Look at any HIPAA violations list and workforce training failures appear in nearly every major enforcement case — not as the headline violation, but as an aggravating factor that makes every other violation worse. OCR has consistently stated that an untrained workforce is a systemic risk, not just a policy gap.

Healthcare organizations consistently struggle with making training meaningful rather than performative. Checking a box once a year is not enough. Your workforce needs to understand how the Privacy Rule, Security Rule, and Breach Notification Rule apply to their daily responsibilities. This is exactly why investing in structured HIPAA training and certification is one of the highest-return compliance actions you can take.

Why Risk Analysis Tops Every HIPAA Violations List

Between 2016 and 2024, failure to perform a compliant risk analysis appeared in the majority of OCR resolution agreements. It is the foundational requirement of the Security Rule because every other safeguard — access controls, encryption decisions, contingency planning — depends on knowing where your risks are.

A compliant risk analysis under 45 CFR § 164.308(a)(1)(ii)(A) must be comprehensive, documented, and reviewed periodically. It must cover every system that creates, receives, maintains, or transmits ePHI. If your last risk analysis was a spreadsheet completed three years ago by a consultant who never returned, you have a problem OCR will find.

The Difference Between a Violation and an Investigation

Not every HIPAA violation results in a penalty. OCR uses a tiered enforcement framework that considers whether the violation was due to willful neglect, reasonable cause, or circumstances the entity did not know about. Penalties under 45 CFR § 160.404 range from $137 per violation (adjusted for inflation) to over $2 million per violation category per year.

But here's what matters in practice: OCR investigations are triggered by breach reports, patient complaints, and compliance reviews. Once an investigation begins, every item on this HIPAA violations list becomes a potential finding. Organizations that fix one problem often discover they have five more.

How to Use This HIPAA Violations List to Strengthen Your Program

Print this list. Walk through each item with your compliance officer and your IT security lead. For every violation category, ask three questions: Do we have a written policy? Is that policy implemented in practice? Can we prove it with documentation?

If the answer to any of those is no, you've identified your priority. OCR doesn't expect perfection — it expects a good-faith, documented, ongoing effort to comply.

Start with risk analysis and workforce training because they are force multipliers. A proper risk analysis tells you where to focus resources. Proper training reduces the human errors that cause most breaches. If your team hasn't completed current training, HIPAA Certify's workforce compliance program provides the structured, role-based education OCR expects to see documented in your files.

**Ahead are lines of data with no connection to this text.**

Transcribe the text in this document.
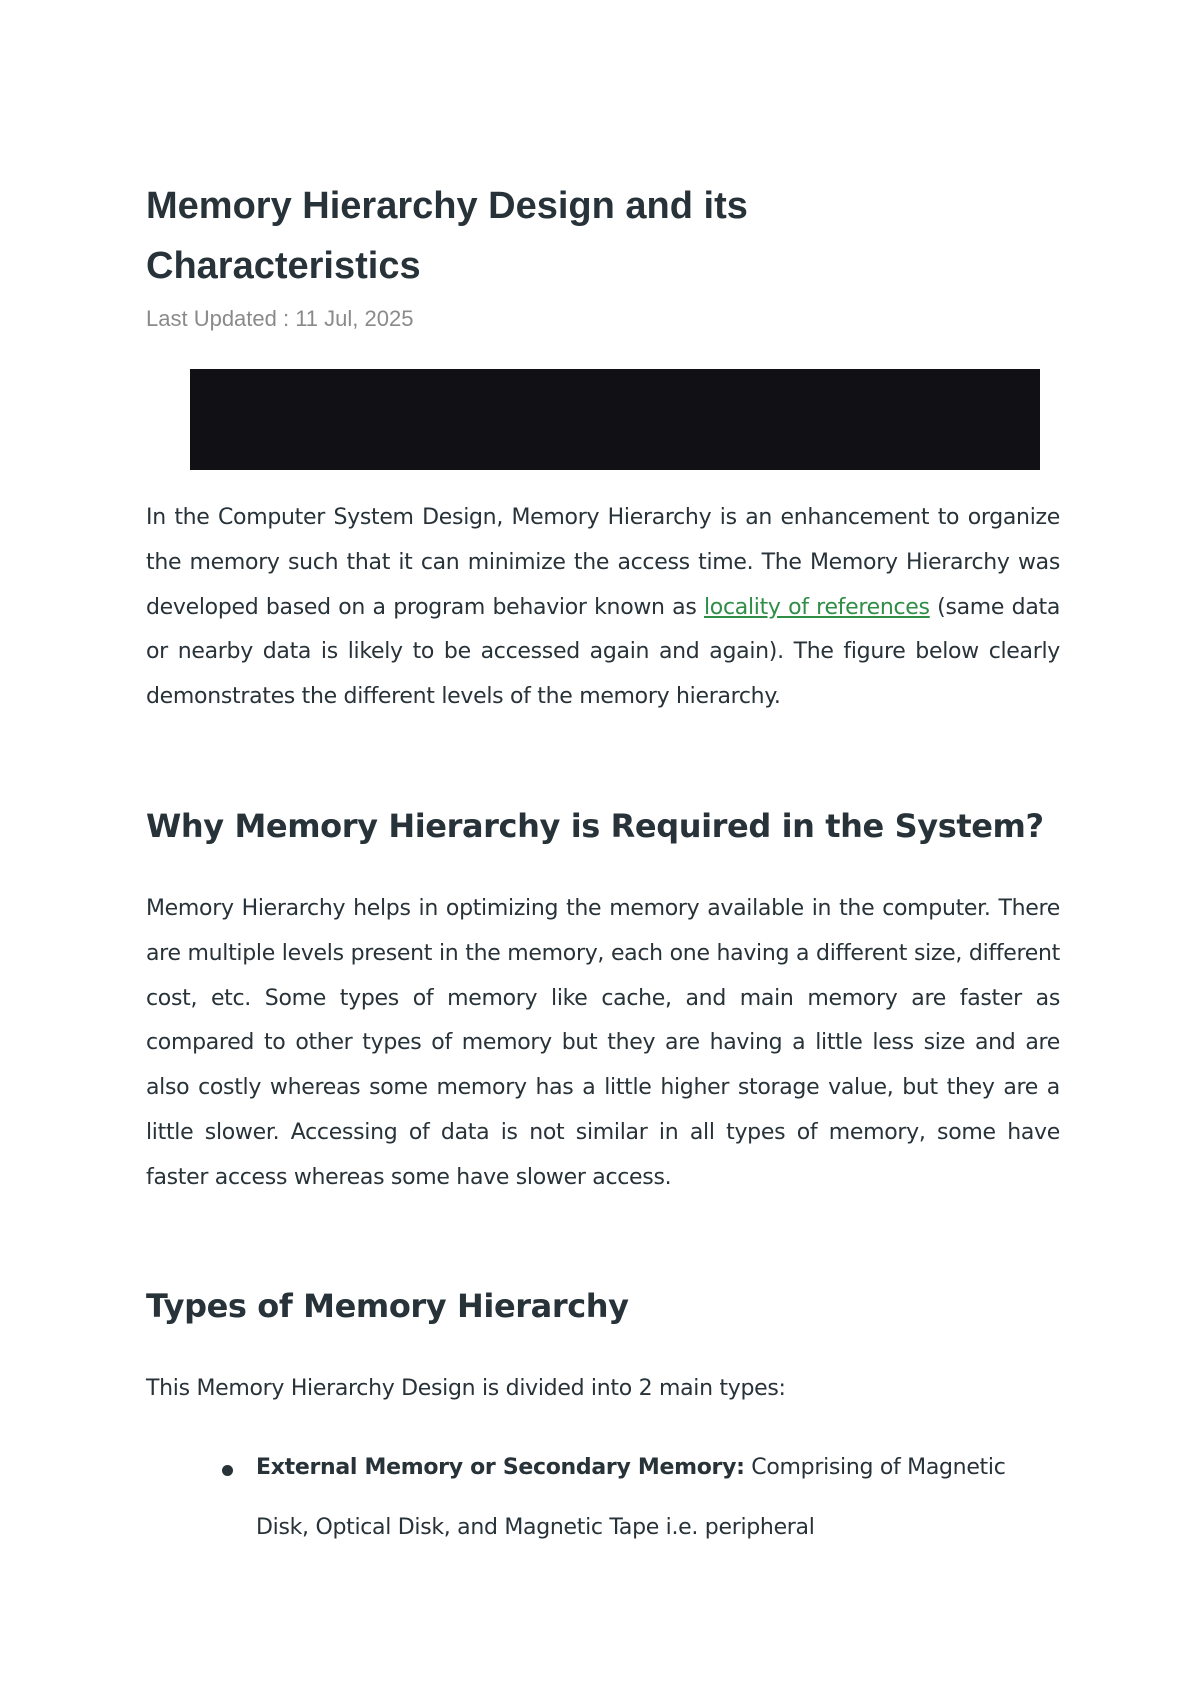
Memory Hierarchy Design and its Characteristics

Last Updated : 11 Jul, 2025

In the Computer System Design, Memory Hierarchy is an enhancement to organize the memory such that it can minimize the access time. The Memory Hierarchy was developed based on a program behavior known as locality of references (same data or nearby data is likely to be accessed again and again). The figure below clearly demonstrates the different levels of the memory hierarchy.

Why Memory Hierarchy is Required in the System?

Memory Hierarchy helps in optimizing the memory available in the computer. There are multiple levels present in the memory, each one having a different size, different cost, etc. Some types of memory like cache, and main memory are faster as compared to other types of memory but they are having a little less size and are also costly whereas some memory has a little higher storage value, but they are a little slower. Accessing of data is not similar in all types of memory, some have faster access whereas some have slower access.

Types of Memory Hierarchy

This Memory Hierarchy Design is divided into 2 main types:

External Memory or Secondary Memory: Comprising of Magnetic Disk, Optical Disk, and Magnetic Tape i.e. peripheral
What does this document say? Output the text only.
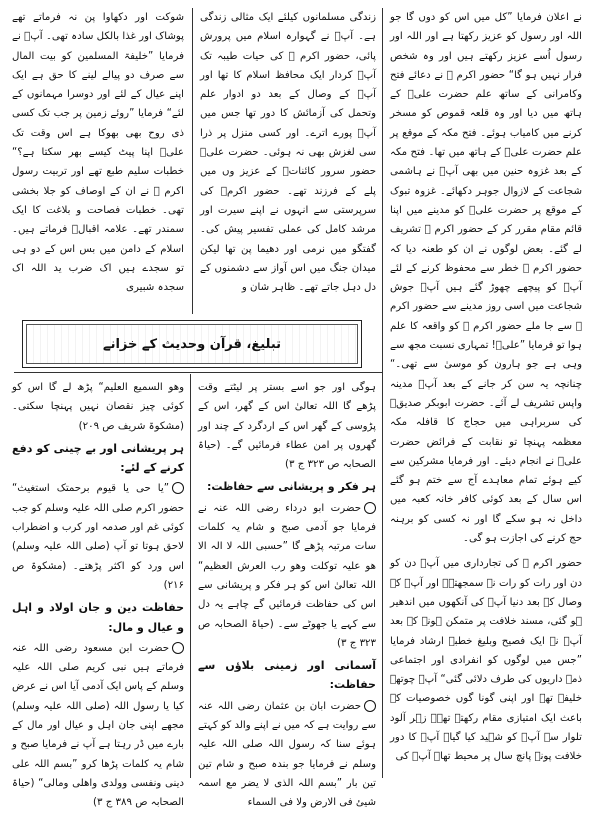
نے اعلان فرمایا ”کل میں اس کو دوں گا جو اللہ اور رسول کو عزیز رکھتا ہے اور اللہ اور رسول اُسے عزیز رکھتے ہیں اور وہ شخص فرار نہیں ہو گا“ حضور اکرم ﷺ نے دعائے فتح وکامرانی کے ساتھ علم حضرت علیؓ کے ہاتھ میں دیا اور وہ قلعہ قموص کو مسخر کرنے میں کامیاب ہوئے۔ فتح مکہ کے موقع پر علم حضرت علیؓ کے ہاتھ میں تھا۔ فتح مکہ کے بعد غزوہ حنین میں بھی آپؓ نے ہاشمی شجاعت کے لازوال جوہر دکھائے۔ غزوہ تبوک کے موقع پر حضرت علیؓ کو مدینے میں اپنا قائم مقام مقرر کر کے حضور اکرم ﷺ تشریف لے گئے۔ بعض لوگوں نے ان کو طعنہ دیا کہ حضور اکرم ﷺ خطر سے محفوظ کرنے کے لئے آپؓ کو پیچھے چھوڑ گئے ہیں آپؓ جوش شجاعت میں اسی روز مدینے سے حضور اکرم ﷺ سے جا ملے حضور اکرم ﷺ کو واقعہ کا علم ہوا تو فرمایا ”علیؓ! تمہاری نسبت مجھ سے وہی ہے جو ہارون کو موسیٰ سے تھی۔“ چنانچہ یہ سن کر جانے کے بعد آپؓ مدینہ واپس تشریف لے آئے۔ حضرت ابوبکر صدیقؓ کی سربراہی میں حجاج کا قافلہ مکہ معظمہ پہنچا تو نقابت کے فرائض حضرت علیؓ نے انجام دیئے۔ اور فرمایا مشرکین سے کیے ہوئے تمام معاہدے آج سے ختم ہو گئے اس سال کے بعد کوئی کافر خانہ کعبہ میں داخل نہ ہو سکے گا اور نہ کسی کو برہنہ حج کرنے کی اجازت ہو گی۔

حضور اکرم ﷺ کی تجارداری میں آپؓ دن کو دن اور رات کو رات نہ سمجھتے۔ اور آپؐ کے وصال کے بعد دنیا آپؓ کی آنکھوں میں اندھیر ہو گئی، مسند خلافت پر متمکن ہونے کے بعد آپؓ نے ایک فصیح وبلیغ خطبہ ارشاد فرمایا ”جس میں لوگوں کو انفرادی اور اجتماعی ذمہ داریوں کی طرف دلائی گئی“ آپؓ چوتھے خلیفہ تھے اور اپنی گونا گوں خصوصیات کے باعث ایک امتیازی مقام رکھتے تھے۔ زہر آلود تلوار سے آپؓ کو شہید کیا گیا۔ آپؓ کا دور خلافت پونے پانچ سال پر محیط تھا۔ آپؓ کی

زندگی مسلمانوں کیلئے ایک مثالی زندگی ہے۔ آپؓ نے گہوارہ اسلام میں پرورش پائی، حضور اکرم ﷺ کی حیات طیبہ تک آپؓ کردار ایک محافظ اسلام کا تھا اور آپؓ کے وصال کے بعد دو ادوار علم وتحمل کی آزمائش کا دور تھا جس میں آپؓ پورے اترے۔ اور کسی منزل پر ذرا سی لغزش بھی نہ ہوئی۔ حضرت علیؓ حضور سرور کائناتؐ کے عزیز وں میں پلے کے فرزند تھے۔ حضور اکرمؐ کی سرپرستی سے انہوں نے اپنے سیرت اور مرشد کامل کی عملی تفسیر پیش کی۔ گفتگو میں نرمی اور دھیما پن تھا لیکن میدان جنگ میں اس آواز سے دشمنوں کے دل دہل جاتے تھے۔ ظاہر شان و

شوکت اور دکھاوا پن نہ فرماتے تھے پوشاک اور غذا بالکل سادہ تھی۔ آپؓ نے فرمایا ”خلیفۃ المسلمین کو بیت المال سے صرف دو پیالے لینے کا حق ہے ایک اپنے عیال کے لئے اور دوسرا مہمانوں کے لئے“ فرمایا ”روئے زمین پر جب تک کسی ذی روح بھی بھوکا ہے اس وقت تک علیؓ اپنا پیٹ کیسے بھر سکتا ہے؟“ خطبات سلیم طبع تھے اور تربیت رسول اکرم ﷺ نے ان کے اوصاف کو جلا بخشی تھی۔ خطبات فصاحت و بلاغت کا ایک سمندر تھے۔ علامہ اقبالؒ فرماتے ہیں۔ اسلام کے دامن میں بس اس کے دو ہی تو سجدے ہیں اک ضرب ید اللہ اک سجدہ شبیری

تبلیغ، قرآن وحدیث کے خزانے

ہوگی اور جو اسے بستر پر لیٹتے وقت پڑھے گا اللہ تعالیٰ اس کے گھر، اس کے پڑوسی کے گھر اس کے اردگرد کے چند اور گھروں پر امن عطاء فرمائیں گے۔ (حیاۃ الصحابہ ص ۳۲۳ ج ۳)

ہر فکر و پریشانی سے حفاظت:

حضرت ابو درداء رضی اللہ عنہ نے فرمایا جو آدمی صبح و شام یہ کلمات سات مرتبہ پڑھے گا ”حسبی اللہ لا الہ الا ھو علیہ توکلت وھو رب العرش العظیم“ اللہ تعالیٰ اس کو ہر فکر و پریشانی سے اس کی حفاظت فرمائیں گے چاہے یہ دل سے کہے یا جھوٹے سے۔ (حیاۃ الصحابہ ص ۳۲۳ ج ۳)

آسمانی اور زمینی بلاؤں سے حفاظت:

حضرت ابان بن عثمان رضی اللہ عنہ سے روایت ہے کہ میں نے اپنے والد کو کہتے ہوئے سنا کہ رسول اللہ صلی اللہ علیہ وسلم نے فرمایا جو بندہ صبح و شام تین تین بار ”بسم اللہ الذی لا یضر مع اسمہ شیئ فی الارض ولا فی السماء

وھو السمیع العلیم“ پڑھ لے گا اس کو کوئی چیز نقصان نہیں پہنچا سکتی۔ (مشکوۃ شریف ص ۲۰۹)

ہر پریشانی اور بے چینی کو دفع کرنے کے لئے:

”یا حی یا قیوم برحمتک استغیث“ حضور اکرم صلی اللہ علیہ وسلم کو جب کوئی غم اور صدمہ اور کرب و اضطراب لاحق ہوتا تو آپ (صلی اللہ علیہ وسلم) اس ورد کو اکثر پڑھتے۔ (مشکوۃ ص ۲۱۶)

حفاظت دین و جان اولاد و اہل و عیال و مال:

حضرت ابن مسعود رضی اللہ عنہ فرماتے ہیں نبی کریم صلی اللہ علیہ وسلم کے پاس ایک آدمی آیا اس نے عرض کیا یا رسول اللہ (صلی اللہ علیہ وسلم) مجھے اپنی جان اہل و عیال اور مال کے بارے میں ڈر رہتا ہے آپ نے فرمایا صبح و شام یہ کلمات پڑھا کرو ”بسم اللہ علی دینی ونفسی وولدی واھلی ومالی“ (حیاۃ الصحابہ ص ۳۸۹ ج ۳)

Don't Wait for an OCR Investigation to Find Your Gaps

Every item on this HIPAA violations list has appeared in real enforcement actions with real financial consequences. The organizations that avoid penalties aren't the ones with zero vulnerabilities — they're the ones that identified their gaps, documented their remediation, and trained their people before OCR came asking questions. Your compliance program should do the same.